The Nova Scotia Gaming Corporation (NSGC)
- Company type: Government of Nova Scotia Agency
- Industry: Video Lottery, Ticket Lottery, Casinos
- Headquarters: 5151 George Street Suite 800 Halifax, Nova Scotia B3J 2Y3, Canada
- Key people: Stephen MacDonald (A/President & CEO)
- Products: Lotteries, Casinos, Slots. Bingo
- Owner: Government of Nova Scotia
- Website: www.nsgc.ca

= Nova Scotia Gaming Corporation =

Gambling/gaming regulation organization

The Nova Scotia Gaming Corporation (NSGC) is a Crown corporation governed by the provincial Gaming Control Act.

The Nova Scotia government, and ultimately the people of Nova Scotia, are the shareholders and owners of the gaming industry in the Province. The industry is licensed and regulated by the Alcohol and Gaming Division of the Department of Labour and Advanced Education. It is managed by NSGC.

The Corporation's role is to ensure the gaming industry is as socially responsible as possible, while generating reasonable profits.
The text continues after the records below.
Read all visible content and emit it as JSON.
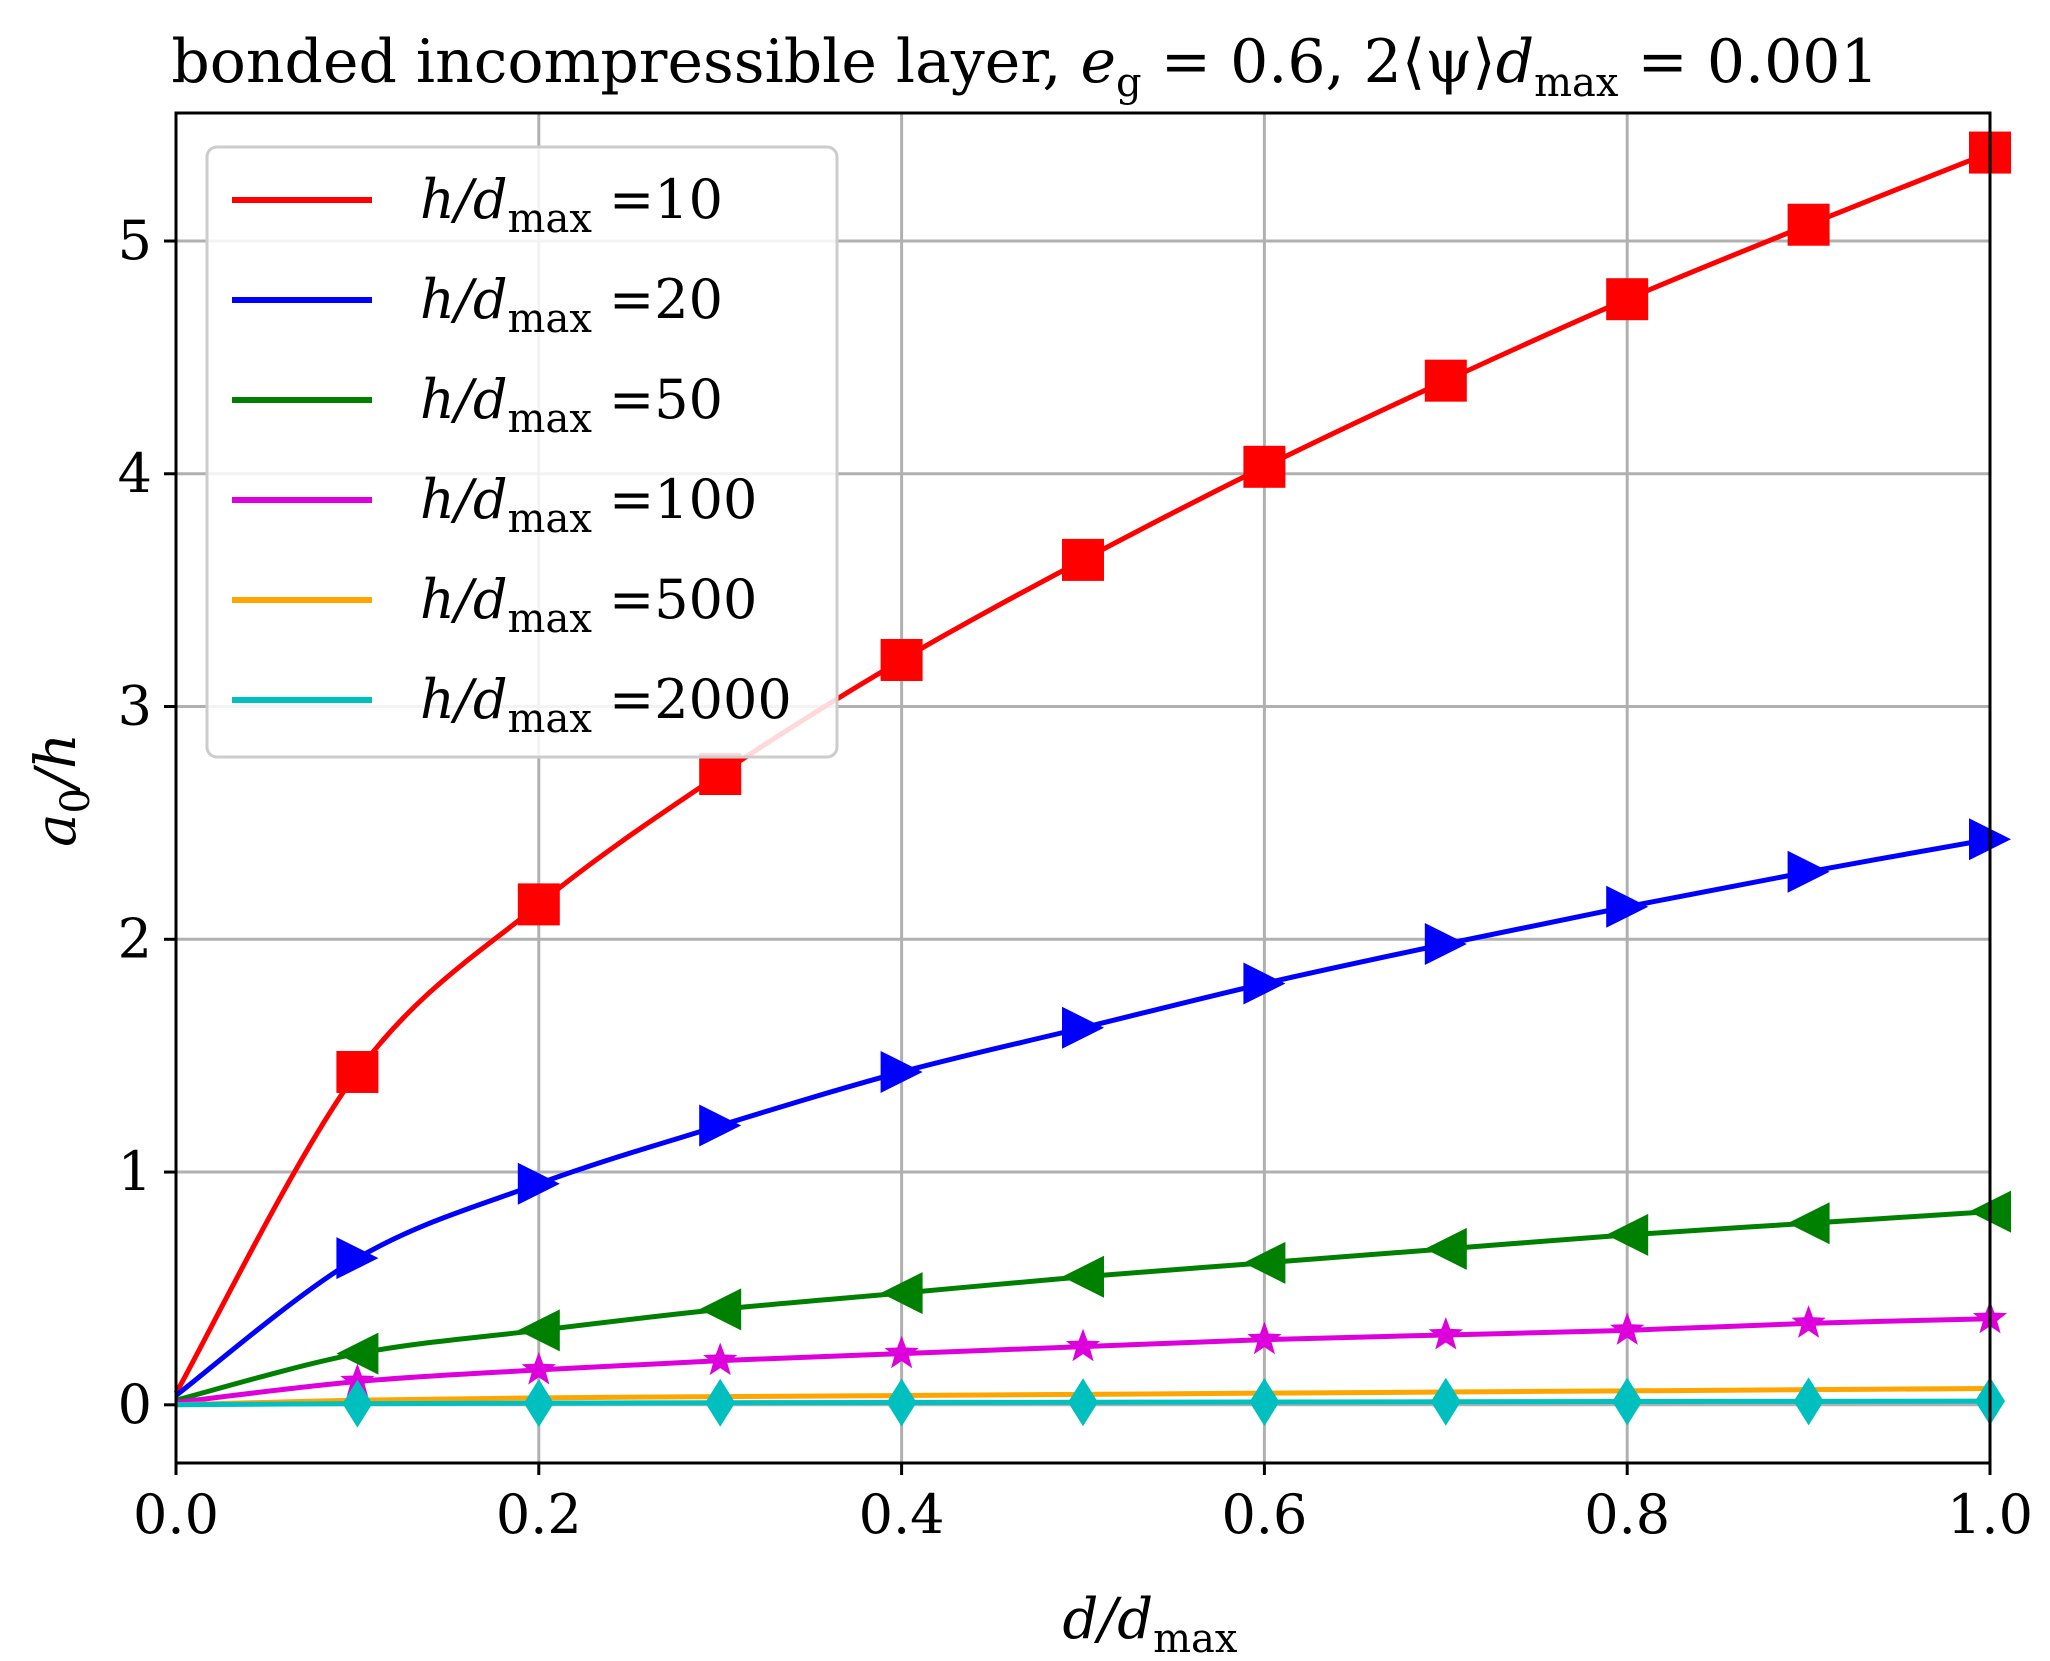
{
  "chart_data": {
    "type": "line",
    "title_parts": {
      "prefix": "bonded incompressible layer, ",
      "eg_symbol": "e",
      "eg_sub": "g",
      "eg_value": " = 0.6, 2⟨ψ⟩",
      "d_symbol": "d",
      "d_sub": "max",
      "d_value": " = 0.001"
    },
    "xlabel": {
      "main": "d/d",
      "sub": "max"
    },
    "ylabel": {
      "main": "a",
      "sub": "0",
      "tail": "/h"
    },
    "xlim": [
      0.0,
      1.0
    ],
    "ylim": [
      -0.25,
      5.55
    ],
    "xticks": [
      "0.0",
      "0.2",
      "0.4",
      "0.6",
      "0.8",
      "1.0"
    ],
    "yticks": [
      "0",
      "1",
      "2",
      "3",
      "4",
      "5"
    ],
    "grid": true,
    "legend_position": "upper-left",
    "series": [
      {
        "name": "h/d_max =10",
        "legend_prefix": "h/d",
        "legend_sub": "max",
        "legend_value": " =10",
        "color": "#ff0000",
        "marker": "square",
        "x": [
          0.0,
          0.1,
          0.2,
          0.3,
          0.4,
          0.5,
          0.6,
          0.7,
          0.8,
          0.9,
          1.0
        ],
        "values": [
          0.05,
          1.43,
          2.15,
          2.71,
          3.2,
          3.63,
          4.03,
          4.4,
          4.75,
          5.07,
          5.38
        ]
      },
      {
        "name": "h/d_max =20",
        "legend_prefix": "h/d",
        "legend_sub": "max",
        "legend_value": " =20",
        "color": "#0000ff",
        "marker": "triangle-right",
        "x": [
          0.0,
          0.1,
          0.2,
          0.3,
          0.4,
          0.5,
          0.6,
          0.7,
          0.8,
          0.9,
          1.0
        ],
        "values": [
          0.04,
          0.63,
          0.95,
          1.2,
          1.43,
          1.62,
          1.81,
          1.98,
          2.14,
          2.29,
          2.43
        ]
      },
      {
        "name": "h/d_max =50",
        "legend_prefix": "h/d",
        "legend_sub": "max",
        "legend_value": " =50",
        "color": "#008000",
        "marker": "triangle-left",
        "x": [
          0.0,
          0.1,
          0.2,
          0.3,
          0.4,
          0.5,
          0.6,
          0.7,
          0.8,
          0.9,
          1.0
        ],
        "values": [
          0.02,
          0.22,
          0.32,
          0.41,
          0.48,
          0.55,
          0.61,
          0.67,
          0.73,
          0.78,
          0.83
        ]
      },
      {
        "name": "h/d_max =100",
        "legend_prefix": "h/d",
        "legend_sub": "max",
        "legend_value": " =100",
        "color": "#dd00dd",
        "marker": "star",
        "x": [
          0.0,
          0.1,
          0.2,
          0.3,
          0.4,
          0.5,
          0.6,
          0.7,
          0.8,
          0.9,
          1.0
        ],
        "values": [
          0.01,
          0.1,
          0.15,
          0.19,
          0.22,
          0.25,
          0.28,
          0.3,
          0.32,
          0.35,
          0.37
        ]
      },
      {
        "name": "h/d_max =500",
        "legend_prefix": "h/d",
        "legend_sub": "max",
        "legend_value": " =500",
        "color": "#ffa500",
        "marker": "none",
        "x": [
          0.0,
          0.1,
          0.2,
          0.3,
          0.4,
          0.5,
          0.6,
          0.7,
          0.8,
          0.9,
          1.0
        ],
        "values": [
          0.0,
          0.02,
          0.03,
          0.035,
          0.04,
          0.045,
          0.05,
          0.055,
          0.06,
          0.065,
          0.07
        ]
      },
      {
        "name": "h/d_max =2000",
        "legend_prefix": "h/d",
        "legend_sub": "max",
        "legend_value": " =2000",
        "color": "#00bfbf",
        "marker": "diamond",
        "x": [
          0.0,
          0.1,
          0.2,
          0.3,
          0.4,
          0.5,
          0.6,
          0.7,
          0.8,
          0.9,
          1.0
        ],
        "values": [
          0.0,
          0.005,
          0.007,
          0.009,
          0.01,
          0.011,
          0.012,
          0.013,
          0.014,
          0.015,
          0.016
        ]
      }
    ]
  }
}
The provincial government makes the big picture, policy decisions about how the industry will be operated in Nova Scotia. NSGC manages and implements those decisions. NSGC also oversees and manages the gaming operators who carry out the day-to-day business of gaming - Casino Nova Scotia (CNS) and Atlantic Lottery.

==Mandate==

The Nova Scotia Gaming Corporation (NSGC) is responsible for the business of gaming in Nova Scotia. It is a Crown corporation governed by the provincial Gaming Control Act, and is charged with leading an economically sustainable and socially responsible gaming industry for the benefit of Nova Scotians and their communities.

Operations include ticket lotteries, video lotteries and casinos. The day-to-day operations of NSGC's businesses are carried out by its operators. The Atlantic Lottery Corporation (ALC) operates the ticket and video lottery businesses and the Great Canadian Entertainment owns and operates Casino Nova Scotia (CNS) in Halifax and Sydney.

In delegating the day-to-day operations of the lines of business to these operators, NSGC works to ensure that both ALC and GCGC:
- operate in an effective and efficient manner to maximize revenues for the Province;
- comply with the Criminal Code of Canada, the Gaming Control Act and all provincial regulations;
- respond to policy and strategic direction provided by NSGC; and
- understand the importance of, and help to, implement responsible gambling and prevention programs in Nova Scotia.

===Video Lottery===
In Nova Scotia, the Atlantic Lottery Corporation acts as the Nova Scotia Gaming Corporation's (NSGC) agent in operating both ticket and video lottery programs in the Province.

===Ticket Lottery===
The Nova Scotia Gaming Corporation's (NSGC) oldest line of business in the province is ticket lotteries. Tickets have been offered in Nova Scotia since 1976.
The Atlantic Lottery Corporation (ALC) operates ticket lotteries for NSGC. Tickets include national draw games like Lotto 6/49 and Lotto Max; regional draw games like Bucko, Salsa Bingo, Keno Lottery, Twist and TAG; Scratch'n Win games such as Crossword and Bingo; breakopen games like Criss Cross, as well as sports games like Pro•Line, Pro•Line Pools and Pro•Line Totals.

===Casinos===
Ten years after Casino Nova Scotia (CNS) began operating, a new operator and a new casino contract took over. On May 31, 2005, Great Canadian Gaming Corporation (GCGC) took ownership over both CNS properties.